LETTER XXXVII.
Landbergen to Charles.

Permit me, dear Sir, to beg your advice respecting a plan which gratitude and duty have suggested to me. I earnestly long to make some amends for my past behaviour, and convince my father that I have now a just sense of his goodness. I contracted many debts, the discharge of which involved him in difficulties; I have now determined to save a part of my income, and have reason to think I shall soon be advanced on account of my diligence. You know that for some years he has been obliged, as the only means to support himself, to attend some young gentlemen as a private tutor. Indeed he made himself a slave to it in order to support me in my extravagance, and, instead of banishing me from his house and heart, as I deserved, he received me with open arms, when I returned, and said, Blessed be heaven, I have again found my son! As his health begins to break, I wish to persuade him to give up his long troublesome walks; and I am sure that in a short time I shall be able to maintain both him and myself very genteely.

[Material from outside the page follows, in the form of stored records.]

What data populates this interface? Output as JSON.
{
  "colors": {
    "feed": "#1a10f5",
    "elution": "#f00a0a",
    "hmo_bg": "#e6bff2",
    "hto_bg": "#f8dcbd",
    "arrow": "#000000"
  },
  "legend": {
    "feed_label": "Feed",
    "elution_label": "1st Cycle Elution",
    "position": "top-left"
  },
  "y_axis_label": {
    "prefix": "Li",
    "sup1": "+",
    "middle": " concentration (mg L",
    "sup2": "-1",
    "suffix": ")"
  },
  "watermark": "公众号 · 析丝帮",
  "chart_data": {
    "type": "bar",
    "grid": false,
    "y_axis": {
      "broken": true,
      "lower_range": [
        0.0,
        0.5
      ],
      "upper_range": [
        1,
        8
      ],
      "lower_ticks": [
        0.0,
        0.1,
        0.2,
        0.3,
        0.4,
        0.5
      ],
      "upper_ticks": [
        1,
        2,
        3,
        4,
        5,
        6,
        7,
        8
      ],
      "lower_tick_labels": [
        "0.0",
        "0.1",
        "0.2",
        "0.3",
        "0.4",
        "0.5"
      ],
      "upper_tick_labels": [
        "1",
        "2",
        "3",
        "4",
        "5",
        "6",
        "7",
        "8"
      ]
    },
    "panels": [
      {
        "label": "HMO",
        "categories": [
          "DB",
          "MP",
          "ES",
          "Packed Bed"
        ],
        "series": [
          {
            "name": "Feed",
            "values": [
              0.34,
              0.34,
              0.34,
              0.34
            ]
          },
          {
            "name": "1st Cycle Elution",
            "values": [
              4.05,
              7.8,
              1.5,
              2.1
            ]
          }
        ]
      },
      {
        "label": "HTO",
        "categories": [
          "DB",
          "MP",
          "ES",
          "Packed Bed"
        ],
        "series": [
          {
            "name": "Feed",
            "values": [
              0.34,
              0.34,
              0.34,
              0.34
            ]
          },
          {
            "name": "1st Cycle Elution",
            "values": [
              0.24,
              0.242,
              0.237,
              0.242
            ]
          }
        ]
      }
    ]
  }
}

I have now to mention another circumstance to you since you led me to see the charms of virtue, and experience its heart-felt pleasures. I have been attached to a very amiable young woman, who has a small fortune, and I should not hesitate a moment about marrying her, only I am afraid to entangle myself with a family before I have provided for my father. Added to this, one of my relations has proposed to me to marry an old widow who is very rich, and he assures me I should not be rejected, if I offered her my hand. After what I have told you, you may suppose I feel no great affection for her. Yet, I sometimes think, I ought this way to provide for a parent I have so grossly injured. I know not what to determine on; pray write to me soon, and give me your opinion without any reserve, by so doing you will add to the obligation already conferred on your sincere friend

G. LANDBERGEN.

LETTER XXXVIII.
Charles to Landbergen.

With what pleasure did I read over your letter! how happy am I to find that you have such a just sense of your duty! I agree with you that an old man, whose health has been injured by cares and sorrows, ought not to work for his bread, when he has young and healthy children. Allow him as much of your salary as you can spare; it is the first debt you ought to pay. You may, by this means, be obliged to deny yourself some superfluities, and even what the world calls necessaries, but how richly will you be repaid for this self-denial! However since you have confided in me, let me take the liberty to suggest to you, that you must never recede from an engagement deliberately entered into with a father. Weigh this matter well in your mind, and consider that no marriage contract will release you from this prior one; and if, after mature deliberation, you find that you have sufficient resolution to fulfil what you intend to promise, give way to that laudable ardour, which your love and gratitude for your father inspires. If not, permit him, as long as heaven grants him strength, to follow his present employment, and allow him as much as you can spare to lighten his cares, without making any formal promise.

As to your marrying one woman while you love another, it appears to me the most shocking breach of duty; and we are not to fulfil one duty by sacrificing another. I must own I do not think you can have any great chance for happiness (supposing your affections were not engaged) with a woman old enough to be your mother. No, do not marry the widow! Have a little patience, and in a year or two you may be able to offer your hand to the girl your heart has chosen, and your father may be happy in the bosom of your family. Do you think that he could be happy if your peace was sacrificed to procure him a few of the conveniences of life? You know little of him, if you think so; he would be doubly distressed if he saw you unhappy. Believe me, a father like yours can only find his happiness in the happiness of his child; open your heart to him, and never think of marrying without his approbation. For my part, I hope never to enter into the marriage state without having my choice confirmed by the consent of my parents, who, I am sure, will never persuade me to marry merely from pecuniary motives. I have heard my father say, that a child should always choose the person he is to be united to; but a parent who has acted like a friend by giving his children a good education, ought always to have a negative voice. I shall make no apology for having complied with your request: try what has flowed from the sincerity of my heart by the test of a wiser judgment, and believe me to be sincerely your friend,

CHARLES.

LETTER XXXIX.
William to Landbergen.

Next week we are to leave this house, and the very thought of it makes me sad; but our future residence is so near that I can have a daily intercourse with my valuable friends. Charles and I shall exercise ourselves together in the arts and sciences, and I shall receive the benefit of all his masters: it will then be my own fault if I do not acquire knowledge. I shall write to you often, my dear Landbergen, and you, I hope, will answer my letters. But let me now tell you, that Sir Charles is so pleased with your filial piety, that he is determined to use all his interest to obtain your father a sinecure place in Holland, that you may be enabled to marry sooner than you expected. I am certain he will do something for you; you will then have various other duties to fulfil. What a pleasure it will be to us to see you happy and respectable, when we again visit my dear native country! But I have something to tell you of the amiable Emilia. A young gentlewoman in distress was lately in her service, whose mother has been long afflicted with a lingering disorder. Emilia, the noble Emilia, has prevailed on her mother to let her wait on herself, and give the poor widow, by way of an annuity, the wages she must have given her daughter, had she remained with her as a servant.